Books like “Deep Work” by Cal Newport and “Hyperfocus” by Chris Bailey discuss the importance of uninterrupted focus, something I found lacking in shorter sessions.
“Switch” by Chip Heath and Dan Heath discusses the importance of flexibility and adjusting when facing practical challenges.
Recognizing the impracticality of my initial goal, I decided to adjust my goal down to 3,750 sessions by my one-year anniversary. These revised goals are achievable and allow for better allocation of resources, be it time, mental energy, or even financial resources, ensuring that I am investing wisely.
Here are some points to consider:
- Psychological Well-being: Arbitrary goals can lead to stress and burnout.
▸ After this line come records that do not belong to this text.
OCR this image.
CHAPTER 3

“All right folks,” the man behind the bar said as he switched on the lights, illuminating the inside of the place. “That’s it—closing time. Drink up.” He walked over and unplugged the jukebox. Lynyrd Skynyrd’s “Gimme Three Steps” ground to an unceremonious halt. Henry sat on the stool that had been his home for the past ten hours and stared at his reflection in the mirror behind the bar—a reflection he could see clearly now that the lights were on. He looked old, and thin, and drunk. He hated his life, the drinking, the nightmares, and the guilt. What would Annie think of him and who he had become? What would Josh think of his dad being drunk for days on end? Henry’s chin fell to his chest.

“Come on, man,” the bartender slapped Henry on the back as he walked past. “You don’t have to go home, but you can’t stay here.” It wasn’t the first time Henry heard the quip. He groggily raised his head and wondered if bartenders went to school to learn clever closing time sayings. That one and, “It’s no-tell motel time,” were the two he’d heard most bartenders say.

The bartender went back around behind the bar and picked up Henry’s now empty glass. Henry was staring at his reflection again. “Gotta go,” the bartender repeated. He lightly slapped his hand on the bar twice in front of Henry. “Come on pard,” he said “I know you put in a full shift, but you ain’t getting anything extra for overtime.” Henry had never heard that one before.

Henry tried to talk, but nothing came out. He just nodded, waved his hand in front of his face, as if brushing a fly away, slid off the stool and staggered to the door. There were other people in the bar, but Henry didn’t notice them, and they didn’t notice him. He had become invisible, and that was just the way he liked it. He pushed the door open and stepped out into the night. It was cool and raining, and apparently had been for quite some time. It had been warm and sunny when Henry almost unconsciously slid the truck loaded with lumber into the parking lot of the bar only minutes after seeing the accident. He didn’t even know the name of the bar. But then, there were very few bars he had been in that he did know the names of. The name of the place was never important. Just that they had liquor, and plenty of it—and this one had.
A practical goal is more sustainable and mentally rewarding.
- Quality Over Quantity: Practical goals allow you to focus on the quality of your work, ensuring that you’re not just meeting a numerical target but also producing your best work.
- Flexibility: Life is unpredictable. Practical goals allow adapting to unforeseen circumstances without the guilt of not meeting a target.
- Time Management: Arbitrary goals can distort your sense of time, making you rush through tasks. Practical goals align better with a realistic assessment of each task’s required time.
- Personal Growth: Setting a practical goal involves a deeper understanding of your own capabilities and limitations, leading to personal growth.
- Resource Allocation: Practical goals allow for better allocation of resources, be it time, mental energy, or even financial resources, ensuring that you are investing wisely.
At less than $10 per month, FocusMate pays for itself exponentially. My journey with FocusMate has been an enlightening experience. It has taught me the importance of setting realistic goals, the value of deep work, building positive, consistent habits, being more intentional with my time, and recognizing the need for flexibility. I encourage you to evaluate your productivity methods and perhaps try FocusMate.